If you ask any truck driver what one of their worst nightmares is - chances are a dropped trailer is on their list. We've all seen it and we definitely don't want our drivers to be in that position. It can happen to even the most seasoned of drivers on an off day. This is one of the reasons a pre-trip inspection should be done before EVERY trip and why we put together some quick guidelines to keep you safe out there on the open road.
Take Your Time
Not only can a dropped load be a very dangerous situation, but the recovery cost can exceed $1000.00 per incident, depending on whether the container is loaded or not, and if the landing gear is in good working order. On top of that, there is also the possible cost of cargo damage AND downtime. A pre-trip inspection of the fifth wheel coupling to ensure your trailer is properly secured can save lives and money.

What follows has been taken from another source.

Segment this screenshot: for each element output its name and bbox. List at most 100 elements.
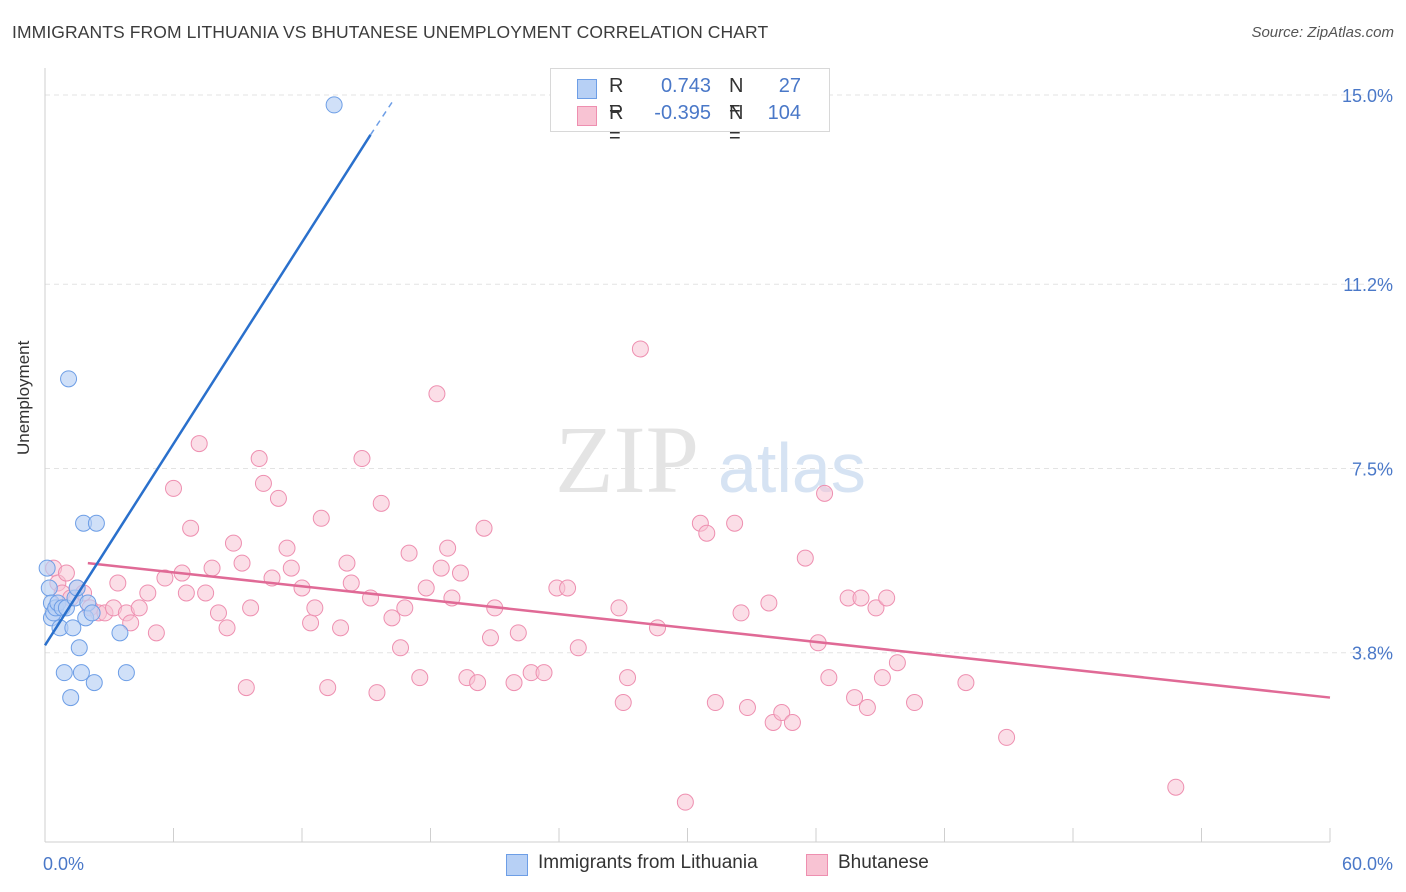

Routine maintenance of the coupling mechanism is key
According to truck manufacturers, locking mechanisms should be lubricated every 30,000 miles and cleaned every six months or 60,000 miles. Be sure to grease all contact surfaces using a water-resistant lithium grease.
Is there any debris or grease build-up in the locking mechanism? It's best to clean it out before winter is here. Grease build-up can freeze and removing the build-up will make it easier to inspect for possible damage or cracks.
Pay careful attention to the yoke tips, cam profile, yoke shaft, secondary lock, release handle, kingpin locking jaws.
Inspect the bracket liners and replace anything worn or damaged. These should be replaced every 300,000 miles for standard operation and every 180,000 miles for heavy usage.
Stop, wait a minute . . . go through this securement checklist
✔️ When backing under the trailer, verify your alignment, the position of the fifth wheel, and clearance.
✔️ To prevent damage, make sure your fifth wheel is aligned with the kingpin and is not elevated.
✔️ Verify the clearance for the fifth wheel to back under the trailer.
✔️ Perform a tug-test once the fifth wheel locks around the kingpin. This will verify the trailer is connected.
✔️ Visually inspect the fifth wheel when you hook up the airlines and electrical cord to make sure the wheel release arm is in and inspect the jaws of the fifth wheel to confirm that there is no space between the upper and lower fifth wheel.
✔️ Never back into a stationary object to assist in the sliding of any adjustable fifth wheel. This can only result in damage to the fifth wheel locking components.